Anderson told her listeners that it’s time to stand up for the values of the first Poor People’s Campaign, which was cut short with the assassination of the Rev. Dr. Martin Luther King Jr. in 1968. The new “Poor People’s Campaign: A National Call for Moral Revival” is in the midst of a 40-day run of nonviolent moral fusion with direct action and civil disobedience focused on poverty, systemic racism, militarism and the war economy, ecological devastation and the distorted moral narrative.
“You can't talk about one of these things without talking about all of them,” Anderson said.
“During week three of our season, I submitted to arrest as we conducted a ‘die-in’ inside the Maryland State House in Annapolis to bring attention to these issues.
“I died in as the daughter of two veterans who devoted more than two decades each of service to this country. I died in because they were poor Americans and enlisting in the military was one of few options available to them.
“I died in because I'm a former defense contractor who worked side by side with people who wore the uniform. I would regularly run into them after hours at McDonald's or Home Depot ― their second job. I was being paid more than they, and my employer was getting rich while they continued to struggle.
“I died in because Maryland’s gun violence problem is inextricable from its poverty problem.
“I died in for the countless poor citizens corralled into jails on minor, nonviolent offenses only to stay there indefinitely because they can’t afford bail.
“I died in because the war economy is killing us in more ways than we know.”
Anderson asked why, if slavery was abolished in 1863, people still languish in jail for nonviolent offenses.
“What is most egregious about the cash bail system,” she said, “is that the siblings incarcerated within it haven’t even been convicted of anything yet. What it does is criminalize poverty, because if you are picked up on a minor offense and can’t afford to pay the fine, you are immediately in violation of the law. That means siblings with already limited means are caged until they can magically come up with funds they definitely can’t get while they’re locked up, since they’re prohibited from working. Again, I ask you, how long are we supposed to wait to get free?”

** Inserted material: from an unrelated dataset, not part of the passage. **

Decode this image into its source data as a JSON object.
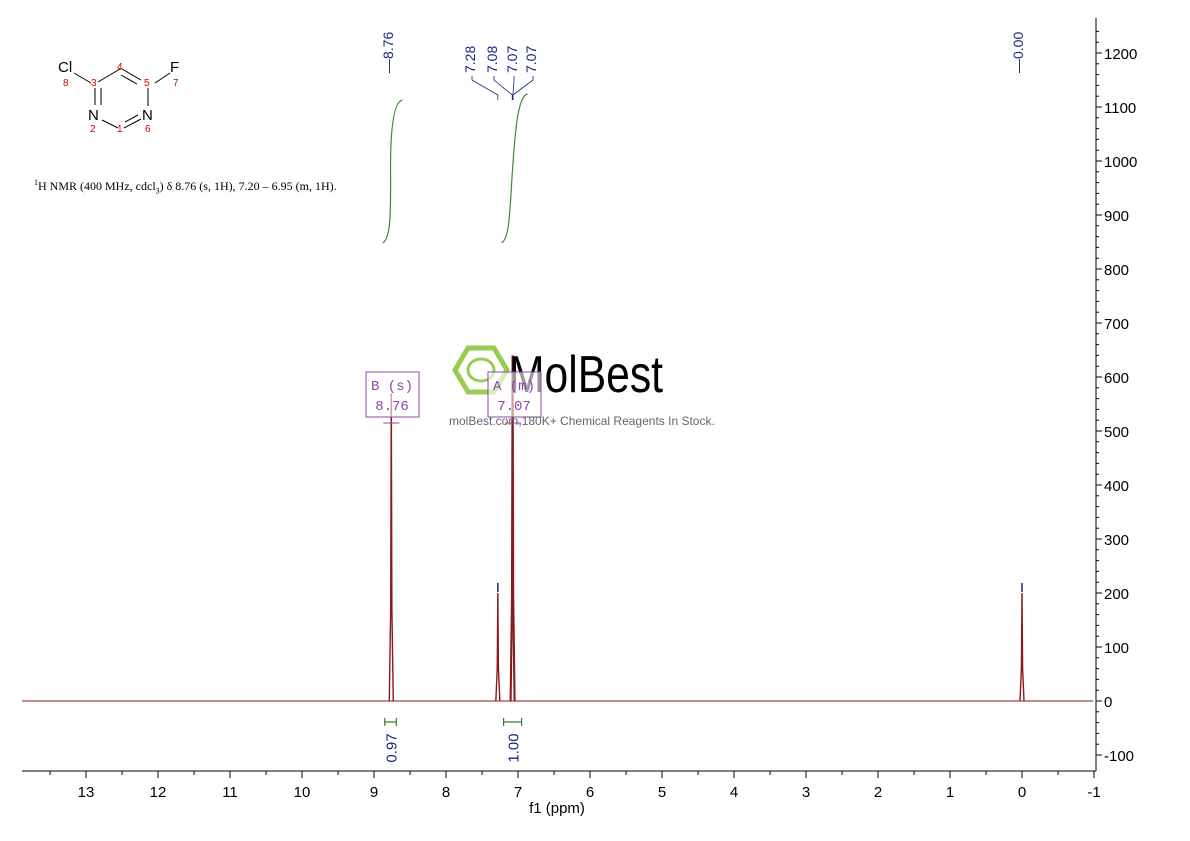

Anderson’s rhetorical fire brought the crowd to its feet again, with a rousing “We still can’t wait” chant, signaling a commitment to carry on with the fight.
Anderson was accepting the 2018 Peaceseeker Award on behalf of the Revs. William Barber and Liz Theoharis, co-moderators of the new Poor People’s Campaign.
Rick Ufford-Chase presented the 2017 Peaceseeker award to The Rev. abby mohaupt (who prefers the lower-case), for her role as organizer of the group that walked from Louisville to St. Louis to advocate for divestment from producers of fossil fuels. “Abby is like John the Baptist wearing crazy orange clothing and lifting her voice in the wilderness,” Ufford-Chase said. “We set out on a 200-mile journey because abby told us to.”
Visibly choked up, mohaupt introduced the group to her 2-year old niece, Cordelia. She also showed the group a piece of paper she carries with her always, a note from her beloved grandmother. “Both of them have taught me to stop being polite,” she said.
Saying that we can no longer be polite about climate change and our complicity in it, mohaupt said the time to divest is now. “Time is up,” she said. “Where our treasure is, there our hearts are also.”